Structured Peer-to-Peer (P2P) protocols provide efficient and scalable key location in overlay networks. These P2P algorithms realize key to node mappings through a Distributed Hash Table (DHT) and assume no centralized components. One of the most appealing features of structured P2P algorithms is their ability to guarantee lookup and memory bounds in the face of frequent membership changes.

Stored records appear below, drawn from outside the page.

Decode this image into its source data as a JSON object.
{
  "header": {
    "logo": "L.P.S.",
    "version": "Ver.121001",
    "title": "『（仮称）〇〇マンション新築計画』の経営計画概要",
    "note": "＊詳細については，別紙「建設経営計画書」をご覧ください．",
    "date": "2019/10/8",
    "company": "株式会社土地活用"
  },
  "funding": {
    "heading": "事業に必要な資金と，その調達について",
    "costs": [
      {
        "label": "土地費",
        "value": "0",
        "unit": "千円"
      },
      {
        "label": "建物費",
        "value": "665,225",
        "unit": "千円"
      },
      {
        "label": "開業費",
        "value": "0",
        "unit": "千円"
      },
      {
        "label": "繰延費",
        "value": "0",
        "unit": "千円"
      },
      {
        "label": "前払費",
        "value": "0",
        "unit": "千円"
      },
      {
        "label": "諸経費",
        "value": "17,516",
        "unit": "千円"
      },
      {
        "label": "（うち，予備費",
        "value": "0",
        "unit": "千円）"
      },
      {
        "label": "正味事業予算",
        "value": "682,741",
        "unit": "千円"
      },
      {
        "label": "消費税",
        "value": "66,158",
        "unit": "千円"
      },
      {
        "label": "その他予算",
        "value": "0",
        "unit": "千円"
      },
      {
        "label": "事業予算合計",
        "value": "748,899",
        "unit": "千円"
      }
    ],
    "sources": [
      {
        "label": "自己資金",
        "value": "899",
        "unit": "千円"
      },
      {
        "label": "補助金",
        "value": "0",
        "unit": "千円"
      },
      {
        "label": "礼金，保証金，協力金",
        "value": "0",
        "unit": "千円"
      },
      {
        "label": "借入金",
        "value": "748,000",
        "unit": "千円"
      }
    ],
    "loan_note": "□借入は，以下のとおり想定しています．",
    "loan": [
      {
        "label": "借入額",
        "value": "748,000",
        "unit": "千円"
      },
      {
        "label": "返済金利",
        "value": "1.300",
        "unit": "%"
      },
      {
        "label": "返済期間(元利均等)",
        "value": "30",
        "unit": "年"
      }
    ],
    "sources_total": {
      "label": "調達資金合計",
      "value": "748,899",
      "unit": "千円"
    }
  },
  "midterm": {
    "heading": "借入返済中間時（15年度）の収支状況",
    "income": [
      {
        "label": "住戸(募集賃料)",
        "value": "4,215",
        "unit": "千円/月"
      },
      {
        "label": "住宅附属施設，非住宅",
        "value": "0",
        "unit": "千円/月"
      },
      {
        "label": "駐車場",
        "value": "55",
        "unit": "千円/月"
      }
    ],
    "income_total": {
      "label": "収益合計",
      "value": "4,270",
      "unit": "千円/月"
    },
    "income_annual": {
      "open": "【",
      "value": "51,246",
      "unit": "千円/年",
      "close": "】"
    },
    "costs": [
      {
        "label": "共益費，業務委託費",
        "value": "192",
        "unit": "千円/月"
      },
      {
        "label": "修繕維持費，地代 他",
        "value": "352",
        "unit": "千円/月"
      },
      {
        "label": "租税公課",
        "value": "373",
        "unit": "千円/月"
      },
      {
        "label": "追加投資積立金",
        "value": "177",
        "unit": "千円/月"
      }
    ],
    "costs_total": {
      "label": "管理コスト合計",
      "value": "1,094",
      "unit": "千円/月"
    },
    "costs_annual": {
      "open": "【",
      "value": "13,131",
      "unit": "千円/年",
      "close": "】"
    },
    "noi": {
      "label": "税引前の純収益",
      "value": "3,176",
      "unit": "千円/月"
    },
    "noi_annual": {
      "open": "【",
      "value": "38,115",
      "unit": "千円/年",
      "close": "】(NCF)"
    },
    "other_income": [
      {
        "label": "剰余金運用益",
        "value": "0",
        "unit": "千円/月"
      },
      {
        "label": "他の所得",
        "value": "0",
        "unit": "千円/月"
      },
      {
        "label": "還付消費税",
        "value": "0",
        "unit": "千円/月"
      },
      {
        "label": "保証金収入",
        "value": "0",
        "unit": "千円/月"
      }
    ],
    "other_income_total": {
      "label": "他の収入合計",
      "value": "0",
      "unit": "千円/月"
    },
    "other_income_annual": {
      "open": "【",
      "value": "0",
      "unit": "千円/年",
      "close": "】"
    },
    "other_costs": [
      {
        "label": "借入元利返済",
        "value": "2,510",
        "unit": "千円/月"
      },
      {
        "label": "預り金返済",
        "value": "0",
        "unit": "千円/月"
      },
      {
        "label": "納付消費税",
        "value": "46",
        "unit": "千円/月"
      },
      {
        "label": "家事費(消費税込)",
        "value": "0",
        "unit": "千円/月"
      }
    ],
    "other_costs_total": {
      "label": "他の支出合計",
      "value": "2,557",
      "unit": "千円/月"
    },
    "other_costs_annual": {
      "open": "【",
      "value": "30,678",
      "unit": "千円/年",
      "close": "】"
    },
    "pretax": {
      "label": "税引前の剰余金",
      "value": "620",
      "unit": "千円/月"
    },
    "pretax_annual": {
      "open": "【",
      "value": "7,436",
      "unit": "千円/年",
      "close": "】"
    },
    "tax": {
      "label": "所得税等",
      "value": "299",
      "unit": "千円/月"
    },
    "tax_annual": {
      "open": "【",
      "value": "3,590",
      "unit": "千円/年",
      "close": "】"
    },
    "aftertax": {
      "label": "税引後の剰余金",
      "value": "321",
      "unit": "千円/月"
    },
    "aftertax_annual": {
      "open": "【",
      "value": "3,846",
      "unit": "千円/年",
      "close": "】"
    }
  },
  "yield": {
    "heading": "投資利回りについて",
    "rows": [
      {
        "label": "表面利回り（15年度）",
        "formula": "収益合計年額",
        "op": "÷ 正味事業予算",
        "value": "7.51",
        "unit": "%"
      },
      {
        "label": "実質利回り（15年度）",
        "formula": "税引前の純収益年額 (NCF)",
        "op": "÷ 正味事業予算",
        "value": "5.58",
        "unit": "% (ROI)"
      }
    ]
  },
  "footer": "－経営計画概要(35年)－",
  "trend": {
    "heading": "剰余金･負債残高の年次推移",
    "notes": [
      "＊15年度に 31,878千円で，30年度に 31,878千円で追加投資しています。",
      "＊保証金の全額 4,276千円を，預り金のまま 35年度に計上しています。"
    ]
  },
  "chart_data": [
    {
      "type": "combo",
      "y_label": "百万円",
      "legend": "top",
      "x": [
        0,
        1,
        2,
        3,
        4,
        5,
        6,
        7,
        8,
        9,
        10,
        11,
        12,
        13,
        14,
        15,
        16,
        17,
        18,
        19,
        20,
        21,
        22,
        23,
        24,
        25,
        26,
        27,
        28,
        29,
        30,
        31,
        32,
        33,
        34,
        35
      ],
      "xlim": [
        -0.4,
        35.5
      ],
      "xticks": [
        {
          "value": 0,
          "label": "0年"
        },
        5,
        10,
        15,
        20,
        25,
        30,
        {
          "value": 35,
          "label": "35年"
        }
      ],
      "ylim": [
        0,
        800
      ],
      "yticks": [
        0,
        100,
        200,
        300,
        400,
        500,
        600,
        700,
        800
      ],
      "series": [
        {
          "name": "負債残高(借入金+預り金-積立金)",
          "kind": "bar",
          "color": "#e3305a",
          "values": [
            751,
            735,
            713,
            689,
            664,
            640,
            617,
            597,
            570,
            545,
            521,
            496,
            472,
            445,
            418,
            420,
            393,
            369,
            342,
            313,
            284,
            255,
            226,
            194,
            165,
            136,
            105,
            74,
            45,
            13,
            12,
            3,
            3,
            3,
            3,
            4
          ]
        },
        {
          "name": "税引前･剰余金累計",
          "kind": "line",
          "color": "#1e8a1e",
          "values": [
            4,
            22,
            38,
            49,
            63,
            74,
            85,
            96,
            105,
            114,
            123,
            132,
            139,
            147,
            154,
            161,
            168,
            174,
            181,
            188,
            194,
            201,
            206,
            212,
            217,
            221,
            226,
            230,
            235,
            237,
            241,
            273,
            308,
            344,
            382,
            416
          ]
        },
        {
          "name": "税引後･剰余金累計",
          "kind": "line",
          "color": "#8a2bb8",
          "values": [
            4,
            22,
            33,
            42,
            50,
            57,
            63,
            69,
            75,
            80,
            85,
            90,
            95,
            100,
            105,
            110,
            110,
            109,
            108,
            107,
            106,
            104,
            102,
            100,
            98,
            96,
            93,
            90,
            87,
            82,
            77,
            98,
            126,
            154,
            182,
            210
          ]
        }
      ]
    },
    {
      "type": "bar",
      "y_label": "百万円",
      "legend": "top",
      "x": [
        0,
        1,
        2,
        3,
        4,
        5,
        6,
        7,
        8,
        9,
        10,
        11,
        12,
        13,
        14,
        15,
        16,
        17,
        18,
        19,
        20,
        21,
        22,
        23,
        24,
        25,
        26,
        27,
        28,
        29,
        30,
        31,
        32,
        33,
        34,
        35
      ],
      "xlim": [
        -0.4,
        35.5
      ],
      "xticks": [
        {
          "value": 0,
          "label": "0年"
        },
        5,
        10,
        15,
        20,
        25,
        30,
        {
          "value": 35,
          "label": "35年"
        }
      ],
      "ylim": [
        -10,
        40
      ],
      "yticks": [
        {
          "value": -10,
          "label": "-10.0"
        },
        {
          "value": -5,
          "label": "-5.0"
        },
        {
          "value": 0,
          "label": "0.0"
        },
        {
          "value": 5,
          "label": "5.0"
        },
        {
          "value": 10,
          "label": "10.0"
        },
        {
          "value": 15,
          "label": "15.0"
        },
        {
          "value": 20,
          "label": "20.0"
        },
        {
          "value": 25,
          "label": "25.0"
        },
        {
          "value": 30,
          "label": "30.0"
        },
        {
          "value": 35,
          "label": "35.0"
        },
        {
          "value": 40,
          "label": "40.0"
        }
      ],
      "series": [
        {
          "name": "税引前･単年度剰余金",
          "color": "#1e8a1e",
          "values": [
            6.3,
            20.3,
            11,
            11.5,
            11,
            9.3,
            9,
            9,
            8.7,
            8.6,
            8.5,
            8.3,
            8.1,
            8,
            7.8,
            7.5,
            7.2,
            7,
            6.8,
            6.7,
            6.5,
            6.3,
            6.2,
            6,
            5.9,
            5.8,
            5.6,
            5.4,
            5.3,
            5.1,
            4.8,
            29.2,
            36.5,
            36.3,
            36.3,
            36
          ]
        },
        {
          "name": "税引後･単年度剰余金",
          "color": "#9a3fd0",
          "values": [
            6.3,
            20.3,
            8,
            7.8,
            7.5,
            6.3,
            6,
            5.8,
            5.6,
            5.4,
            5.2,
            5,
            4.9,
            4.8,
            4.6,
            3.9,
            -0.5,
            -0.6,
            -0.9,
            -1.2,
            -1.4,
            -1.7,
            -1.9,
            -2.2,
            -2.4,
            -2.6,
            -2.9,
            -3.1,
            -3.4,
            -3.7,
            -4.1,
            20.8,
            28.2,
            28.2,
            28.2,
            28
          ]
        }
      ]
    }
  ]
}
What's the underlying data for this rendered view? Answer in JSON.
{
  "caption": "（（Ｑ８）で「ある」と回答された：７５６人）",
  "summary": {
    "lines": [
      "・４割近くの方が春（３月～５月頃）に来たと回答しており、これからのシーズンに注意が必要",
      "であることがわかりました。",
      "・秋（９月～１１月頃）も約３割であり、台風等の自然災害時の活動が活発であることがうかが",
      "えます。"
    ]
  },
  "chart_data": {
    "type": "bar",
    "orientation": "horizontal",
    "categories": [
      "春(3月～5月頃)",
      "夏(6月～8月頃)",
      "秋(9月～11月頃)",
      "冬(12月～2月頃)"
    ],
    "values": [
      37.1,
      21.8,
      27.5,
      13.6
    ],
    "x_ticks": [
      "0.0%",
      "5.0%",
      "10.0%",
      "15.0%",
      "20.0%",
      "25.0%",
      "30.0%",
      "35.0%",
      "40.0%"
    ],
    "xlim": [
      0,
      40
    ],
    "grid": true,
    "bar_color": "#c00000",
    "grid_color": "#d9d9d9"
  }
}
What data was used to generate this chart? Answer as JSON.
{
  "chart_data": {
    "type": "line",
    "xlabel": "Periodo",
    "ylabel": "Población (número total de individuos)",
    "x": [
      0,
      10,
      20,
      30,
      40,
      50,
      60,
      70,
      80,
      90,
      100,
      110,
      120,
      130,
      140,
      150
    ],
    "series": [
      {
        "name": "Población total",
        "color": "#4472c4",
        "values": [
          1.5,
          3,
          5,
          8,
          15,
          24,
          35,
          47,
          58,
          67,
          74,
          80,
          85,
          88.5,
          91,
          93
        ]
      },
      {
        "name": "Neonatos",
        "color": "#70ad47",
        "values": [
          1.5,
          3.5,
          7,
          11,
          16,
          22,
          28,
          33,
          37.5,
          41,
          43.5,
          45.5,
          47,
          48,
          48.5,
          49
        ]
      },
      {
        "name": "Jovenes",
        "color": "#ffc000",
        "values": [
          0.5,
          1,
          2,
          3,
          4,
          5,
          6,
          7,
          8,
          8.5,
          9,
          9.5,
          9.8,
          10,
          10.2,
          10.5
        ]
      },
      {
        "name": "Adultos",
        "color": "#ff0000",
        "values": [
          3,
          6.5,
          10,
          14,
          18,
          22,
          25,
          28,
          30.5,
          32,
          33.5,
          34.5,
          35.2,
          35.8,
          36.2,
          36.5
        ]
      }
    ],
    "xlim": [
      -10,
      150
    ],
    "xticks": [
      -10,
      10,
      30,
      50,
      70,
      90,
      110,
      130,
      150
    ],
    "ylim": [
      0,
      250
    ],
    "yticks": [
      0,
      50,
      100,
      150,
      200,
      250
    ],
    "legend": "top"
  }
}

Unfortunately, P2P lookup guarantees are given with respect to forwarding hops in the overlay network. Because nodes are uniformly distributed over the P2P identifier space, in practice many inefficiencies occur due to the underlying physical network. In addition, the strict structure of these algorithms also assumes an implicit degree of node uniformity whereas experience has demonstrated ample node heterogeneity.
Chord [1], CAN [2] and Pastry [3] are three of the most studied structured P2P algorithms. A large amount of research has explored various designs that improve on the perceived weaknesses of these systems.
Several designs attempt to mitigate the adverse effects of the network topology by gathering network information and making informed decisions while building the overlay. Ratnasamy et al. [4] use landmark nodes by which nodes measure their RTT. Li [5] explores the potential for utilizing autonomous system information in forming P2P networks.
As part of the Regions project [6], this work explores reorganization and optimization in P2P overlays by using reinforcement learning techniques in the presence of highly heterogenous nodes.